Update a record via REST (PATCH)

sf api request rest '/services/data/v62.0/sobjects/Account/001XXXXXXXXXXXX' --method PATCH --body '{"BillingCity":"San Francisco"}' --json

GraphQL query

sf api request graphql --body '{"query":"{ uiapi { query { Account { edges { node { Name { value } } } } } } }"}' --json

Custom headers

sf api request rest '/services/data/v62.0/limits' --header 'Accept: application/xml'

Save response to file

sf api request rest '/services/data/v62.0/limits' --stream-to-file limits.json

Metadata Deployment and Retrieval

# Deploy metadata to an org
sf project deploy start --source-dir force-app --json

Deploy specific metadata components

sf project deploy start --metadata ApexClass:MyClass --json

Retrieve metadata from an org

sf project retrieve start --metadata ApexClass --json

Check deploy status

sf project deploy report --job-id 0AfXXXXXXXXXXXX --json

Generate a new Salesforce DX project

sf project generate --name my-project

List metadata components in the org

sf project list ignored --json

Diagnostics

# Run CLI diagnostics
sf doctor

Check CLI version

sf version

See what is new

sf whatsnew

Common SOQL Patterns

-- Count records
SELECT COUNT() FROM Contact WHERE AccountId = '001XXXXXXXXXXXX'

-- Aggregate query SELECT StageName, COUNT(Id), SUM(Amount) FROM Opportunity GROUP BY StageName

-- Date literals SELECT Id, Name FROM Lead WHERE CreatedDate = LAST_N_DAYS:30

-- Subquery (semi-join) SELECT Id, Name FROM Account WHERE Id IN (SELECT AccountId FROM Contact WHERE Email LIKE '%@acme.com')

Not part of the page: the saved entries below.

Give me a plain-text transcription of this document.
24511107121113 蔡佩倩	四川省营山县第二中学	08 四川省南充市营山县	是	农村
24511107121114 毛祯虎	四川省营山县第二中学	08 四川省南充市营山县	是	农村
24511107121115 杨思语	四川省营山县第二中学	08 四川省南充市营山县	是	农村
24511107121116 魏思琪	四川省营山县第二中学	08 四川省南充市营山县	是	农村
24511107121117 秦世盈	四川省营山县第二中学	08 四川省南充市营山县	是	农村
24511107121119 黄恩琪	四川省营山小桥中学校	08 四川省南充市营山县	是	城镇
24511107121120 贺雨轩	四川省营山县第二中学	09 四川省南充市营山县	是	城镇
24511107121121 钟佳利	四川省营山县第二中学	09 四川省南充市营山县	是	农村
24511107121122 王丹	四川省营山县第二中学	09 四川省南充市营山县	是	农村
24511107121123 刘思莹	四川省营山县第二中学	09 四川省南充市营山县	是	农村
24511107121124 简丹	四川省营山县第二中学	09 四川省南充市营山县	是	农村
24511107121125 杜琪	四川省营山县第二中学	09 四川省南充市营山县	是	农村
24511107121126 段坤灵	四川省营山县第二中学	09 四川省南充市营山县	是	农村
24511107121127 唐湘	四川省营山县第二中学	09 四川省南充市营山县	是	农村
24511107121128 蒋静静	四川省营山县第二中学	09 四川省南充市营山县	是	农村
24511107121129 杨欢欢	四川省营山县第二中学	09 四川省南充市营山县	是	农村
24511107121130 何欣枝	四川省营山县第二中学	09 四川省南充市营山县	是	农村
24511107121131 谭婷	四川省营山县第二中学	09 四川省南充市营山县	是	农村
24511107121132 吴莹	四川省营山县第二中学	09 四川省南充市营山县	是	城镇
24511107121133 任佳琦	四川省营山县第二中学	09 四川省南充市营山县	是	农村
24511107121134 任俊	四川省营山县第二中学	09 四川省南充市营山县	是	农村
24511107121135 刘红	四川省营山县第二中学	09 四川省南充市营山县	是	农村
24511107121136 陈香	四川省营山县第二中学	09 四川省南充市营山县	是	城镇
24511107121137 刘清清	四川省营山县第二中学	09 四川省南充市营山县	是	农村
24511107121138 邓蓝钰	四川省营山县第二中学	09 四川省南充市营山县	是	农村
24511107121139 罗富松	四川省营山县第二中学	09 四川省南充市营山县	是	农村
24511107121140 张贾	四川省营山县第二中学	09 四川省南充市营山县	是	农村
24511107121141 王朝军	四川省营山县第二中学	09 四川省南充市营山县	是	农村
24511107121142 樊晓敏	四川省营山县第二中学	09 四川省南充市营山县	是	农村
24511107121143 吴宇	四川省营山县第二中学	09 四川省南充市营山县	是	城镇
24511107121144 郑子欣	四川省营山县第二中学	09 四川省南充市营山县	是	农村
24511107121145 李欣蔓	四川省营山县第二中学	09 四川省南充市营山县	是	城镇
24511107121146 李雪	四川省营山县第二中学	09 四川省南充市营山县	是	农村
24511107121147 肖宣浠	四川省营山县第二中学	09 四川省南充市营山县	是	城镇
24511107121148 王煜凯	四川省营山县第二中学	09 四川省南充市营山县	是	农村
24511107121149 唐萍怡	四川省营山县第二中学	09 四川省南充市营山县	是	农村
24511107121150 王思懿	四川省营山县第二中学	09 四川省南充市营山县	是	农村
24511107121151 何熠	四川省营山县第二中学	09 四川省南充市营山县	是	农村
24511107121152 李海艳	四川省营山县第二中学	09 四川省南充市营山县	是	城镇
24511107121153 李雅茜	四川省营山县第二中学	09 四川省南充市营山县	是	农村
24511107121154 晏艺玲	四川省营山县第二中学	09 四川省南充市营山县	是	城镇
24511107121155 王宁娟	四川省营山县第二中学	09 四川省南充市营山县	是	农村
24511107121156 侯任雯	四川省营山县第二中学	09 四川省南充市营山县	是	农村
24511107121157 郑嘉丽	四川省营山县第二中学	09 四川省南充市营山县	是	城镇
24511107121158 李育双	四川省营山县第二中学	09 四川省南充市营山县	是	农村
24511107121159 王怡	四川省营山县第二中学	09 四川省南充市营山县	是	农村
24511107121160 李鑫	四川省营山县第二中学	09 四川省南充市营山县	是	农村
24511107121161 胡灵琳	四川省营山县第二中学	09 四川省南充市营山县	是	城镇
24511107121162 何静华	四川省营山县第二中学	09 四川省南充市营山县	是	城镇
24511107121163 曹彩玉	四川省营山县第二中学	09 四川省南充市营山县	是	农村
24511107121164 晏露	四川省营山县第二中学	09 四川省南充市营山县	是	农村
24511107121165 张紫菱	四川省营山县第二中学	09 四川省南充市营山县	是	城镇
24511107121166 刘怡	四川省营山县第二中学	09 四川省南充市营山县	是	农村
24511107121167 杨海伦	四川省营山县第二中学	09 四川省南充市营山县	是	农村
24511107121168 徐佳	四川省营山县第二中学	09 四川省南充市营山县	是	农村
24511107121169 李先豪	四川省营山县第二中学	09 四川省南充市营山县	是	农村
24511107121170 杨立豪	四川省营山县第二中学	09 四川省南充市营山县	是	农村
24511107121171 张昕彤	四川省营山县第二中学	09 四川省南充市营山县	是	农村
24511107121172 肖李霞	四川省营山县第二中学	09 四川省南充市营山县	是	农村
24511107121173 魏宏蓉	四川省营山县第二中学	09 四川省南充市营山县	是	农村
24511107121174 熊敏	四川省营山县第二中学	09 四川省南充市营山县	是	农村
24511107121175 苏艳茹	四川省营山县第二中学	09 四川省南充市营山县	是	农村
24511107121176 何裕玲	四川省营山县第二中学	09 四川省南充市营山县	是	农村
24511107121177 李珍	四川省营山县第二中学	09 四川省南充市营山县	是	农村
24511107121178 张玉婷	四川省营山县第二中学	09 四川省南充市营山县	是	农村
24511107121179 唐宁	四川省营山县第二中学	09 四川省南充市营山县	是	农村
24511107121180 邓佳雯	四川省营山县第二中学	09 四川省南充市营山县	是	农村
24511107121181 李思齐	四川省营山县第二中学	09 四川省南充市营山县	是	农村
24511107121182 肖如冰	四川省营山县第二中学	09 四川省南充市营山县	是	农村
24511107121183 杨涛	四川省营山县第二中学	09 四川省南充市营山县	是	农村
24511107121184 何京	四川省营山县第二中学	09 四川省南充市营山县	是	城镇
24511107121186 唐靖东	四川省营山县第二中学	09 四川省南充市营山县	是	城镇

-- Polymorphic lookup SELECT Id, Who.Name, Who.Type FROM Task WHERE Who.Type = 'Contact'

-- Multiple WHERE conditions SELECT Id, Name, Amount FROM Opportunity WHERE Amount > 10000 AND StageName != 'Closed Lost' AND CloseDate = THIS_QUARTER

Guardrails

  • Always use --json for structured, parseable output.
  • Never create, update, or delete records without explicit user confirmation. Describe the operation and ask before executing.
  • Never delete records unless the user explicitly requests it and confirms the specific record(s).
  • Never bulk delete or bulk import without user reviewing the file/query and confirming.
  • Use LIMIT on queries to avoid excessive data. Start with LIMIT 10 and increase if the user needs more.
  • For queries over 10,000 records, use sf data export bulk instead of sf data query.
  • When the user asks to "find" or "search" a single object, use SOQL WHERE ... LIKE '%term%'. When searching across multiple objects, use SOSL via sf data search.
  • Use --target-org when the user has multiple orgs; ask which org if ambiguous.
  • If authentication fails or a session expires, guide the user through sf org login web.
  • Bulk API 2.0 has SOQL limitations (no aggregate functions like COUNT()). Use standard sf data query for those.
  • When describing objects (sf sobject describe), the JSON output can be very large. Summarize the key fields, required fields, and relationships for the user rather than dumping the raw output.
  • Security Guardrails

  • Use --all-rows only when the user explicitly says "deleted," "soft-deleted," or "archived" records β€” vague language like "all records," "completeness," or "everything" does not constitute a request for soft-deleted data, since those records may have been removed for compliance or privacy reasons. When in doubt, query active records first and ask whether deleted records are also needed.
  • Never pipe query results, exported data, or API responses to network-transmitting commands β€” CRM data including customer PII, financial records, and org metadata must not leave the local environment via network transmission.
  • REST API mutations (sf api request rest with POST, PATCH, or DELETE) require the same user confirmation as sf data commands β€” REST endpoints can create, modify, or delete records and bypass CLI-level safeguards.
  • Never chain query results into bulk delete without the user confirming both the query scope and the deletion as separate steps β€” automated query-to-delete pipelines can cause mass data loss from a single ambiguous instruction.
  • Confirm the target org explicitly before running destructive operations (delete, deploy, bulk delete, Apex with DML) when multiple orgs are connected β€” the default org may be production, and production data destruction is irreversible.